We are currently in the midst of one of the most severe drug epidemics in recent history. Alcohol misuse, illicit drug use, misuse of medications, and substance use disorders (SUD) are estimated to cost the United States annually more than $400 billion in lost workplace productivity (in part, due to premature mortality), health care expenses, law enforcement and other criminal justice costs (e.g., drug-related crimes), and losses from motor vehicle crashes.1,2 Until recently, substance misuse problems and SUD were viewed as social problems, best managed at the individual and family levels, and sometimes through the existing social infrastructure-such as schools and places of worship, and, when necessary, through civil and criminal justice interventions.3 In the 1970s, when rates of substance misuse increased, including by college students and Vietnam War veterans, most families and traditional social services were not prepared to handle this problem. Despite a compelling national need for treatment, the existing health care system was neither trained to care for nor especially eager to accept patients with SUD.4
However, the past decade has seen an increasing awareness of the importance of substance use education for medical students, residents, and practicing physicians with greater emphasis on SUD training corresponding to a wider perception of SUDs as chronic medical conditions. This evolution has led in part to an expansion in formal SUD training.5 For example, faculty from the Department of Psychiatry and Human Behavior of Thomas Jefferson University in 2020 initiated an ACGME approved fellowship training program in addiction psychiatry with the expectation that expansion of the addiction psychiatry workforce will increase access to evidence-based prevention services, reduce the prevalence of SUD, and increase access to evidence-based treatment and recovery services.
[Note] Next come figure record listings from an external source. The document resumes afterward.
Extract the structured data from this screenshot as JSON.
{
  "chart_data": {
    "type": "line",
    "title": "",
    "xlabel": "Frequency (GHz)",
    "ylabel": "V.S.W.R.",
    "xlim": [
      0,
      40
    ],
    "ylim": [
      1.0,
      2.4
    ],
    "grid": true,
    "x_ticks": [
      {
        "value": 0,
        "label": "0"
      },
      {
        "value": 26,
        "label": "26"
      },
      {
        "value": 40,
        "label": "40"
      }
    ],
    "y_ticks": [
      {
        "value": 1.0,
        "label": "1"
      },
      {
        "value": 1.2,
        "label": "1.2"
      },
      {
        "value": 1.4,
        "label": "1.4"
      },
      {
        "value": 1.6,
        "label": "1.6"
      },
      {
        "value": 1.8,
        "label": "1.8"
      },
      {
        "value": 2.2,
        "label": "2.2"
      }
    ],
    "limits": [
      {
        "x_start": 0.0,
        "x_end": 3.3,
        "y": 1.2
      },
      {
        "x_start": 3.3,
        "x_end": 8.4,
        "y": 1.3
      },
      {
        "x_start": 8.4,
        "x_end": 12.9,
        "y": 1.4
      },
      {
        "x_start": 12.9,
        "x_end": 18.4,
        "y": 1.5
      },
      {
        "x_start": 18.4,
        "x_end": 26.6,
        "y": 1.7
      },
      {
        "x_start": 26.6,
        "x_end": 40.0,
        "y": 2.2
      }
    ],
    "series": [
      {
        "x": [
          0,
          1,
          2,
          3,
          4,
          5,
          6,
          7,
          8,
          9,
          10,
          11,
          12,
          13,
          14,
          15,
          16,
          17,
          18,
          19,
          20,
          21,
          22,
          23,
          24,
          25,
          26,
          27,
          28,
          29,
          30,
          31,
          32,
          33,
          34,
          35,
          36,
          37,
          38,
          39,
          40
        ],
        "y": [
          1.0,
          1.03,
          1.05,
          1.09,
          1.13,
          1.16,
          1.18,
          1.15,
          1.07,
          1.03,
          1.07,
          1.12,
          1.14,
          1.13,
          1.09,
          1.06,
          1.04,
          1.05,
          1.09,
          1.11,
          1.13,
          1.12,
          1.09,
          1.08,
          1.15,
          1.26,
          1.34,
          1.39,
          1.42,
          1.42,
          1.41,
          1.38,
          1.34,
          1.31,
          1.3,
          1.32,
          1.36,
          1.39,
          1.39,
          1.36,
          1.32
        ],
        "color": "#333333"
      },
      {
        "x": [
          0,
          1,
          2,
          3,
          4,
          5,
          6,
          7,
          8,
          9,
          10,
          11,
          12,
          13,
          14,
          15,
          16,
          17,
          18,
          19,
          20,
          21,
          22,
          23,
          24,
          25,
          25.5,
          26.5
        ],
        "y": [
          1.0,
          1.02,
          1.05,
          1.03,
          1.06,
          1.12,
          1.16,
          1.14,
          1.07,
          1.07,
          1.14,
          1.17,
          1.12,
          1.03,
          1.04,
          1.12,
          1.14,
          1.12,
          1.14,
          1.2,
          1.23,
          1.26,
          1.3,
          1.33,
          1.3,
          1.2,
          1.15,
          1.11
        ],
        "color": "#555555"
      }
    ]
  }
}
The DATA 2000 Waiver is another means by which access to OUD and substance-use disorder (SUD) treatment can be improved by allowing clinicians to dispense or prescribe buprenorphine in settings other than an opioid treatment program (OTP). The goal of the proposed project is the training of all students enrolled in Thomas Jefferson University's Sidney Kimmel Medical College in the effective treatment (pharmacologic, biopsychosocial) of opioid use disorder. If funded, by project completion in Fall 2024, we will have developed sustainable standardized training materials and procedures that will have been delivered minimally to three cohorts of graduating physicians. A direct outcome of this newly implemented training sequence is that in excess of 800 graduating physicians will have been educated on the administration/implementation of evidence-based medication assisted treatment (MAT) and have submitted necessary documentation to the DEA to be DATA waivered. In addition to the didactic element, all students will receive hands-on, experiential training via the use of observed simulated encounters. The educational program will also include specialty training in delivering MAT to pregnant and parenting women.